================================================
2 lbs cubed potatoes
1 red bell pepper, cut into thin strips
1 green bell pepper, cut into thin strips
1 yellow onion, cut into thin slices
4 cloves of garlic, finely chopped
1/4 cup extra virgin olive oil
salt & pepper
2 cups shredded parmesan cheese
available in tubs near the deli
do not buy grated
4 (6-8oz) boneless, skinless chicken breasts
4 plum or roma tomatoes, chopped
15-20 leaves of basil, sliced chiffonade-style
================================================
Preheat oven to 500°.
Cover a large cookie sheet with foil for easy cleanup.
Toss potatoes, peppers, onion and garlic in olive oil to coat.
Season liberally with salt and pepper.
Roast for 12 minutes. Toss & turn.

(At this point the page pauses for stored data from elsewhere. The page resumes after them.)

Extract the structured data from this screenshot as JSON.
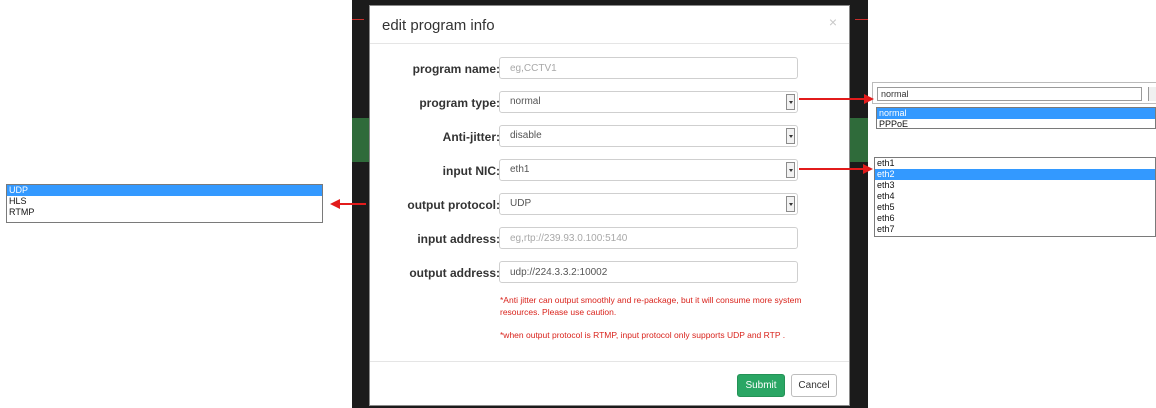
{
  "modal": {
    "title": "edit program info",
    "close_glyph": "×",
    "fields": {
      "program_name": {
        "label": "program name:",
        "placeholder": "eg,CCTV1"
      },
      "program_type": {
        "label": "program type:",
        "value": "normal"
      },
      "anti_jitter": {
        "label": "Anti-jitter:",
        "value": "disable"
      },
      "input_nic": {
        "label": "input NIC:",
        "value": "eth1"
      },
      "output_protocol": {
        "label": "output protocol:",
        "value": "UDP"
      },
      "input_address": {
        "label": "input address:",
        "placeholder": "eg,rtp://239.93.0.100:5140"
      },
      "output_address": {
        "label": "output address:",
        "value": "udp://224.3.3.2:10002"
      }
    },
    "notes": {
      "jitter": "*Anti jitter can output smoothly and re-package, but it will consume more system resources. Please use caution.",
      "rtmp": "*when output protocol is RTMP, input protocol only supports UDP and RTP ."
    },
    "buttons": {
      "submit": "Submit",
      "cancel": "Cancel"
    }
  },
  "protocol_dropdown": {
    "items": [
      "UDP",
      "HLS",
      "RTMP"
    ],
    "selected": "UDP"
  },
  "type_dropdown": {
    "current": "normal",
    "items": [
      "normal",
      "PPPoE"
    ],
    "selected": "normal"
  },
  "nic_dropdown": {
    "items": [
      "eth1",
      "eth2",
      "eth3",
      "eth4",
      "eth5",
      "eth6",
      "eth7"
    ],
    "selected": "eth2"
  },
  "colors": {
    "submit": "#2aa664",
    "note_text": "#d9231c",
    "selection": "#3399ff",
    "arrow": "#e21b1b"
  },
  "icons": {
    "close": "close-icon",
    "select_arrow": "chevron-down-icon",
    "callout_arrow": "arrow-icon"
  }
}
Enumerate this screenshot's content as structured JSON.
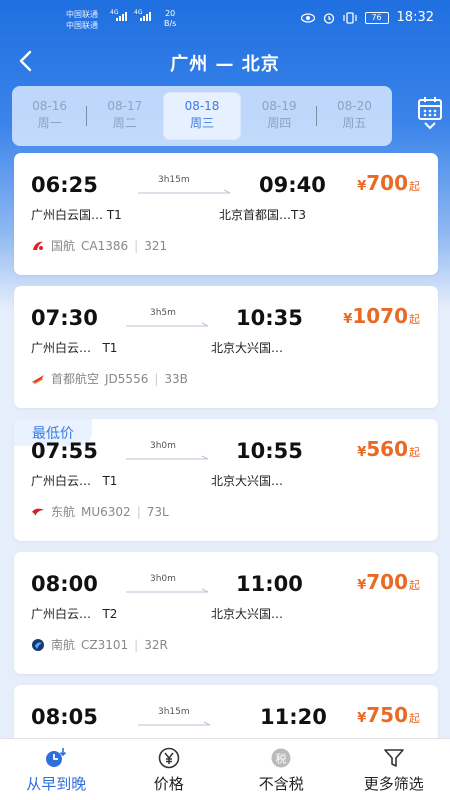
{
  "status_bar": {
    "carrier1": "中国联通",
    "carrier2": "中国联通",
    "net1": "4G",
    "net2": "4G",
    "speed_value": "20",
    "speed_unit": "B/s",
    "battery": "76",
    "time": "18:32"
  },
  "header": {
    "route": "广州 — 北京"
  },
  "dates": [
    {
      "date": "08-16",
      "weekday": "周一"
    },
    {
      "date": "08-17",
      "weekday": "周二"
    },
    {
      "date": "08-18",
      "weekday": "周三"
    },
    {
      "date": "08-19",
      "weekday": "周四"
    },
    {
      "date": "08-20",
      "weekday": "周五"
    }
  ],
  "selected_date_index": 2,
  "flights": [
    {
      "dep_time": "06:25",
      "arr_time": "09:40",
      "duration": "3h15m",
      "dep_airport": "广州白云国…",
      "dep_terminal": "T1",
      "arr_airport": "北京首都国…T3",
      "price": "700",
      "currency": "¥",
      "price_suffix": "起",
      "airline": "国航",
      "flight_no": "CA1386",
      "aircraft": "321",
      "airline_icon": "air-china-icon",
      "tag": ""
    },
    {
      "dep_time": "07:30",
      "arr_time": "10:35",
      "duration": "3h5m",
      "dep_airport": "广州白云…",
      "dep_terminal": "T1",
      "arr_airport": "北京大兴国…",
      "price": "1070",
      "currency": "¥",
      "price_suffix": "起",
      "airline": "首都航空",
      "flight_no": "JD5556",
      "aircraft": "33B",
      "airline_icon": "capital-airlines-icon",
      "tag": ""
    },
    {
      "dep_time": "07:55",
      "arr_time": "10:55",
      "duration": "3h0m",
      "dep_airport": "广州白云…",
      "dep_terminal": "T1",
      "arr_airport": "北京大兴国…",
      "price": "560",
      "currency": "¥",
      "price_suffix": "起",
      "airline": "东航",
      "flight_no": "MU6302",
      "aircraft": "73L",
      "airline_icon": "china-eastern-icon",
      "tag": "最低价"
    },
    {
      "dep_time": "08:00",
      "arr_time": "11:00",
      "duration": "3h0m",
      "dep_airport": "广州白云…",
      "dep_terminal": "T2",
      "arr_airport": "北京大兴国…",
      "price": "700",
      "currency": "¥",
      "price_suffix": "起",
      "airline": "南航",
      "flight_no": "CZ3101",
      "aircraft": "32R",
      "airline_icon": "china-southern-icon",
      "tag": ""
    },
    {
      "dep_time": "08:05",
      "arr_time": "11:20",
      "duration": "3h15m",
      "dep_airport": "",
      "dep_terminal": "",
      "arr_airport": "",
      "price": "750",
      "currency": "¥",
      "price_suffix": "起",
      "airline": "",
      "flight_no": "",
      "aircraft": "",
      "airline_icon": "",
      "tag": ""
    }
  ],
  "bottom_tabs": [
    {
      "label": "从早到晚",
      "icon": "clock-sort-icon",
      "active": true
    },
    {
      "label": "价格",
      "icon": "yen-icon",
      "active": false
    },
    {
      "label": "不含税",
      "icon": "tax-icon",
      "tax_glyph": "税",
      "active": false
    },
    {
      "label": "更多筛选",
      "icon": "filter-icon",
      "active": false
    }
  ],
  "colors": {
    "accent": "#2f6fdc",
    "price": "#e86a24",
    "header_bg": "#1f6fe0"
  }
}
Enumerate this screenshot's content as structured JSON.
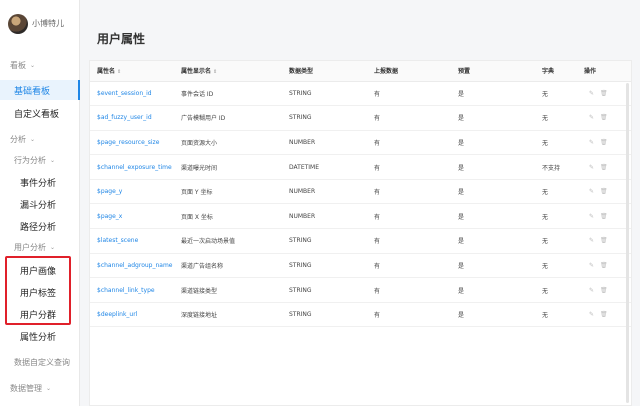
{
  "user": {
    "name": "小博特儿"
  },
  "sidebar": {
    "board_section": "看板",
    "board_items": [
      "基础看板",
      "自定义看板"
    ],
    "analysis_section": "分析",
    "behavior_section": "行为分析",
    "behavior_items": [
      "事件分析",
      "漏斗分析",
      "路径分析"
    ],
    "user_section": "用户分析",
    "user_items": [
      "用户画像",
      "用户标签",
      "用户分群"
    ],
    "attr_item": "属性分析",
    "custom_query": "数据自定义查询",
    "data_mgmt": "数据管理",
    "active_color": "#1f86e6",
    "highlight_color": "#e0202a"
  },
  "main": {
    "title": "用户属性",
    "columns": [
      "属性名",
      "属性显示名",
      "数据类型",
      "上报数据",
      "预置",
      "字典",
      "操作"
    ],
    "rows": [
      {
        "name": "$event_session_id",
        "display": "事件会话 ID",
        "type": "STRING",
        "reported": "有",
        "preset": "是",
        "dict": "无"
      },
      {
        "name": "$ad_fuzzy_user_id",
        "display": "广告模糊用户 ID",
        "type": "STRING",
        "reported": "有",
        "preset": "是",
        "dict": "无"
      },
      {
        "name": "$page_resource_size",
        "display": "页面资源大小",
        "type": "NUMBER",
        "reported": "有",
        "preset": "是",
        "dict": "无"
      },
      {
        "name": "$channel_exposure_time",
        "display": "渠道曝光时间",
        "type": "DATETIME",
        "reported": "有",
        "preset": "是",
        "dict": "不支持"
      },
      {
        "name": "$page_y",
        "display": "页面 Y 坐标",
        "type": "NUMBER",
        "reported": "有",
        "preset": "是",
        "dict": "无"
      },
      {
        "name": "$page_x",
        "display": "页面 X 坐标",
        "type": "NUMBER",
        "reported": "有",
        "preset": "是",
        "dict": "无"
      },
      {
        "name": "$latest_scene",
        "display": "最近一次启动场景值",
        "type": "STRING",
        "reported": "有",
        "preset": "是",
        "dict": "无"
      },
      {
        "name": "$channel_adgroup_name",
        "display": "渠道广告组名称",
        "type": "STRING",
        "reported": "有",
        "preset": "是",
        "dict": "无"
      },
      {
        "name": "$channel_link_type",
        "display": "渠道链接类型",
        "type": "STRING",
        "reported": "有",
        "preset": "是",
        "dict": "无"
      },
      {
        "name": "$deeplink_url",
        "display": "深度链接地址",
        "type": "STRING",
        "reported": "有",
        "preset": "是",
        "dict": "无"
      }
    ]
  },
  "icons": {
    "edit": "pencil-icon",
    "delete": "trash-icon",
    "sort": "sort-icon",
    "chevron": "chevron-down-icon"
  }
}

Roast for another 12 minutes.
Heat 1 tablespoon of olive oil in a large skillet till screaming hot.
Season the chicken with black pepper.
Coat each side of chicken with parmesan cheese, pressing the cheese
firmly onto the chicken.
Fry the chicken for 7 minutes on each side.
Combine the chopped tomatoes and basil in a bowl to make a salsa.
Spoon the salsa on top of the chicken just before serving.